If there remained a single person in Las Vegas unaware of the fact that it was preparing to host a Formula One grand prix then they’d have been left in no doubt by the time of the conclusion of Shakur Stevenson’s fight – of sorts – with Edwin de los Santos.
Late on Thursday morning there was a knock on ProBox TV’s hotel room, and then a request from two security staff to investigate. The search conducted was little more convincing than the WBC’s stance on performance enhancing drugs, but concluded with an explanation that because of the grand prix, hotel rooms were being checked to minimise the risk of a repeat of what had unfolded in October 2017 at the Mandalay Bay, when a gunman killed 58 people and injured around 500 more.
ProBox TV then got charged more for the same meal eaten at the same restaurant 24 hours earlier, and told that the prices had been changed to reflect the fact that Formula One was in town.
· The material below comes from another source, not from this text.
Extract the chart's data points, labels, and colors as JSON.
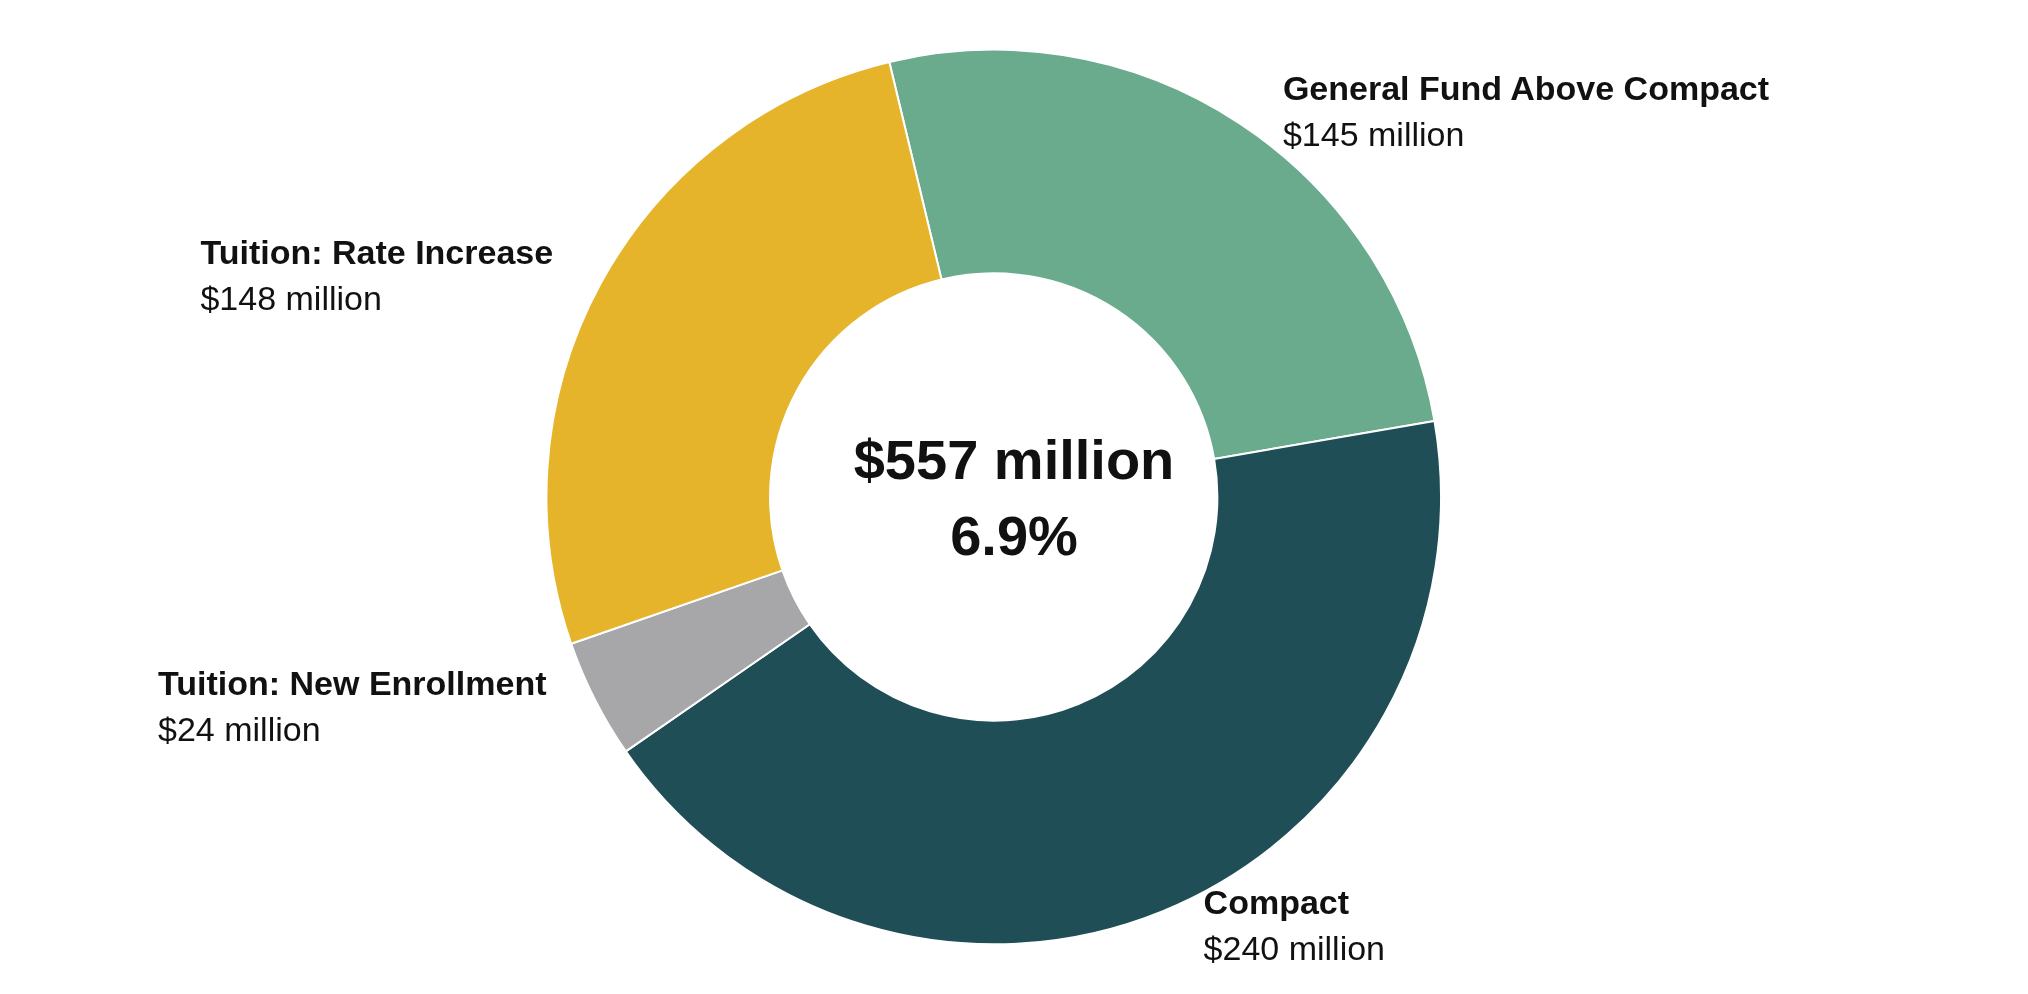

Much of the low-key build-up to Stevenson-De Los Santos had surrounded the belief that he is on the cusp of true greatness, and yet at the 20,000-capacity T-Mobile Arena, which by the main event was hosting an estimated 6,000, there seemed to be greater interest in the presence of the Ferrari driver Charles Leclerc. At a time when Saudi Arabia’s sports-washing efforts are bringing some of the world’s finest fighters to Riyadh, there was something sobering about the fact that even a fighter of the calibre of Stevenson – ESPN had requested that the Top Rank bill take place on Thursday, to complement the sponsorship network that existed around the grand prix – was being used as a pawn in the wider picture of Formula One.
Similarly sobering, given the justified excitement surrounding Stevenson, was what then unfolded in the ring. Little more need be written about how uneventful a fight took place on the evening Stevenson won a world title in a third weight division, but De Los Santos’ contribution appears to have been largely overlooked.
Not only was Stevenson doing enough to win most rounds, De Los Santos would have known that his status as an opponent demanded he impose himself if he was to have any chance of earning a decision. He consistently showed little desire to do so, and instead seemed to be prioritising making Stevenson appear entirely to blame.
The fifth round, when he mocked running away from Stevenson, was another in which he landed the fewest punches. CompuBox later revealed that his total of 44 punches landed was the lowest of any fighter over 12 rounds in CompuBox’s 38 years.
Post-fight, however, he was back to blaming Stevenson – who was often booed from the second until the 12th round and yet then asked by many of those fans to pose for a photo on his way back to the dressing room from the ring.
The lasting image of the evening may regardless prove that taken in Stevenson’s pre-fight dressing room, when he stood with Terence Crawford, Floyd Mayweather and Andre Ward. Perhaps even Riyadh is yet to succeed in having that much greatness in one room at the same time – for everything that remains wrong with Vegas, it continues to be a considerably better destination for a fighter’s legacy to be built.